StrategyFringe orderOptimal?MemoryWhen use it
BFSshallowesthugeFew steps, costs equal
DFSdeepesttinyReally deep, any solution okay
Uniform-Costlowest path-costhugeVarying step costs

A heuristic ( h(n) ) estimates distance-to-goal.
Good ( h ) = cheap to compute, never overestimates (→ admissible).

StrategyUses ( h(n) )Optimal?
Greedy Best-Firstas priority✖ (fast, risky)
A*( f(n)=g+h )✔ (if ( h ) admissible)

Rule of thumb:
Maze?A* with Manhattan distance.
GPS?A* with straight-line kilometres.


2·6 Code: Tiny A* on a Grid

from heapq import heappush, heappop

def astar(start, goal, walls, width, height):
    def h(p):           # Manhattan distance
        return abs(p[0]-goal[0]) + abs(p[1]-goal[1])

    frontier = []
    heappush(frontier, (h(start), 0, start, []))  # (f, g, node, path)
    explored = set()

    while frontier:
        f, g, node, path = heappop(frontier)
        if node == goal:
            return path + [node]

        if node in explored: 
            continue
        explored.add(node)

        for dx, dy in [(1,0),(-1,0),(0,1),(0,-1)]:
            nxt = (node[0]+dx, node[1]+dy)
            if 0<=nxt[0]<width and 0<=nxt[1]<height and nxt not in walls:
                heappush(frontier, (g+1+h(nxt), g+1, nxt, path+[node]))
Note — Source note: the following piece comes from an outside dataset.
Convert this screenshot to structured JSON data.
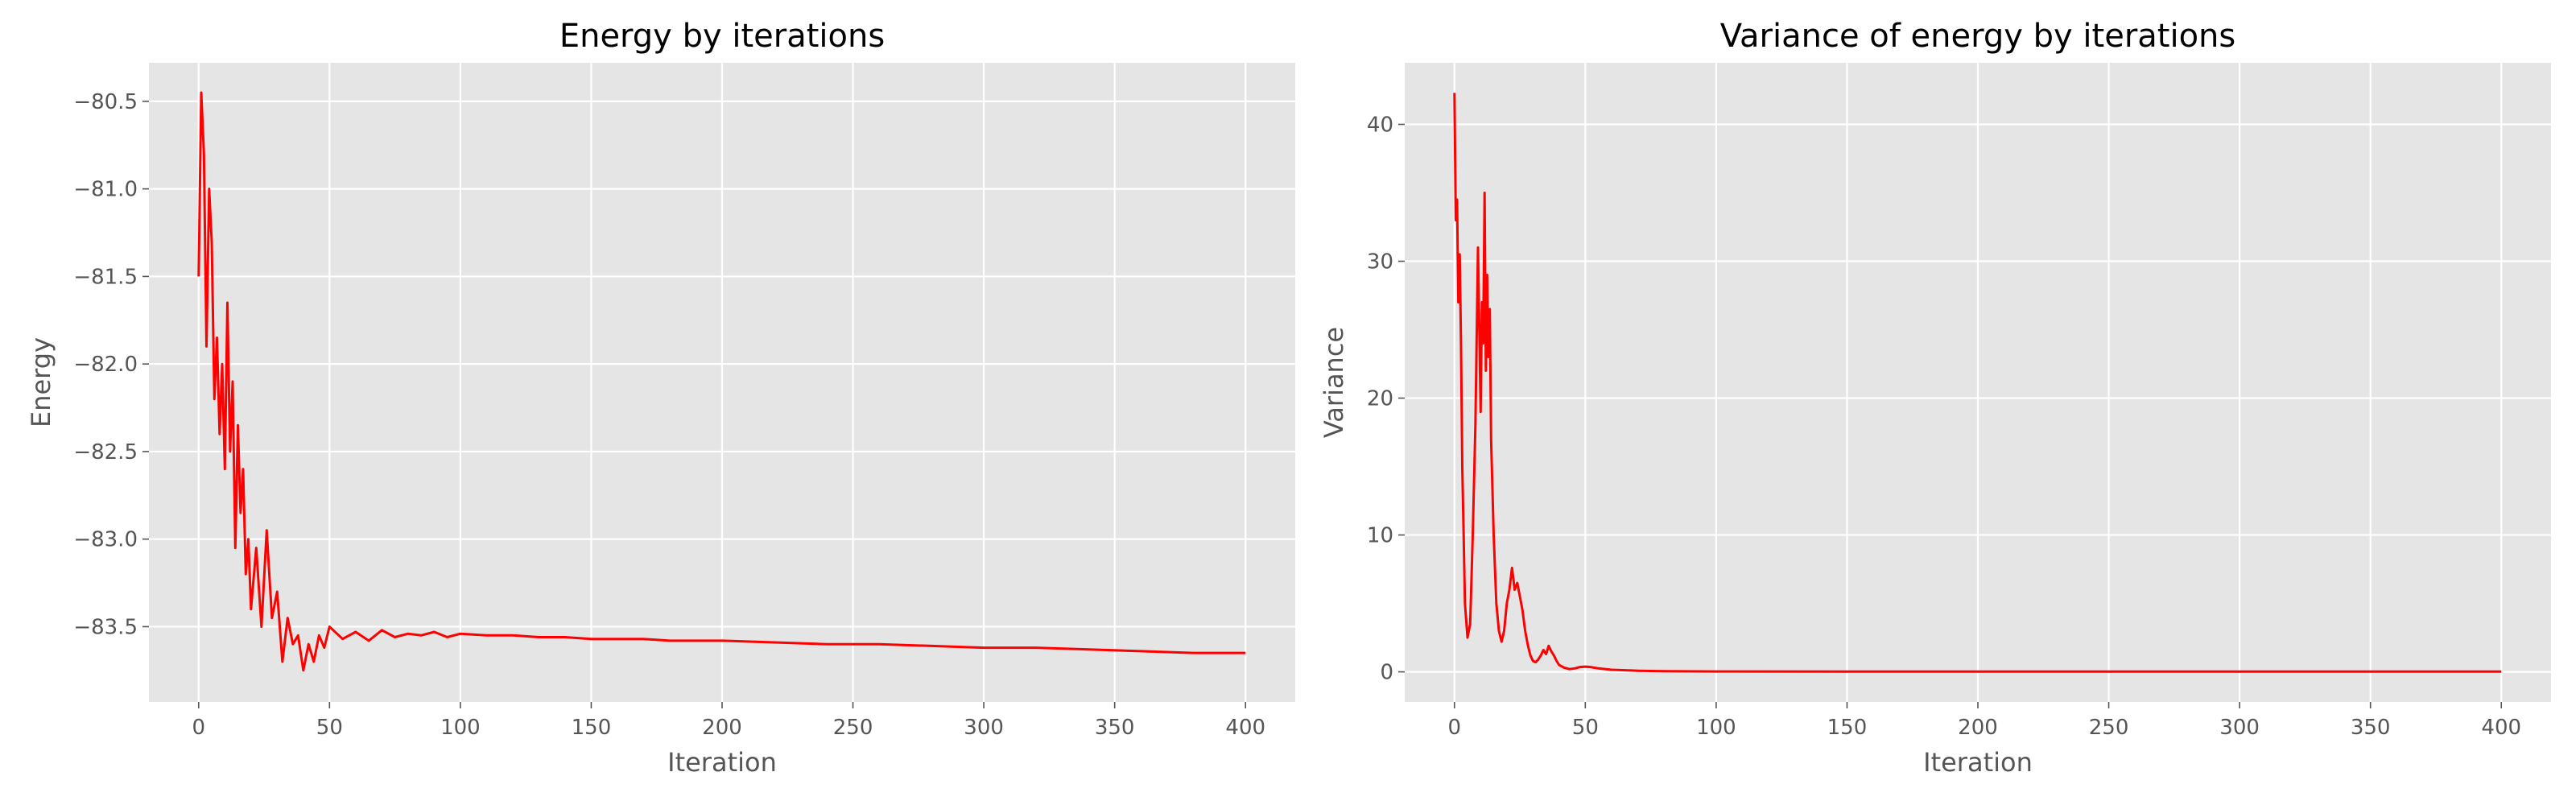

Drop a rectangle of walls, hit astar((0,0),(9,9), walls, 10,10)—watch the path pop out.


3 Cheat-Sheet 🧾

Agent          = Sensor + Actuator + Program
Rationality    = Best expected outcome, given what’s known
Environment    = {observable?, deterministic?, episodic?, static?, discrete?}
Reflex         = Rule table
Goal-Based     = Needs search
Utility-Based  = Needs numbers

Search Tree    = Nodes of (state, cost)
BFS/DFS/UCS    = No heuristics
Heuristic h(n) = Guess of distance-to-goal
Greedy         = Smallest h(n)
A*             = Smallest g(n)+h(n)  (optimal if h never overestimates)

4 Try It Yourself 🧪

  1. Vacuum Variations
    Add a third room C—watch the rules explode.
    Now code a model-based agent instead.
  2. Write Your Own Heuristic
    For the 8-puzzle, implement h = number_of_misplaced_tiles. Then upgrade to Manhattan distance.
  3. Blind vs Heuristic Race
    Time BFS vs A* on a 20×20 maze. Count nodes expanded—see the power of a good guess.

🚀Final Words

Whether it’s a Roomba dodging socks or a path-planner steering Mars rovers, an agent must decide and often must search.
Keep the loop simple—perceive → plan → act—and arm it with a smart heuristic.
Soon your code won’t just tidy the living room; it’ll conquer any maze you care to draw.

Happy coding, and may your heuristic always point the way!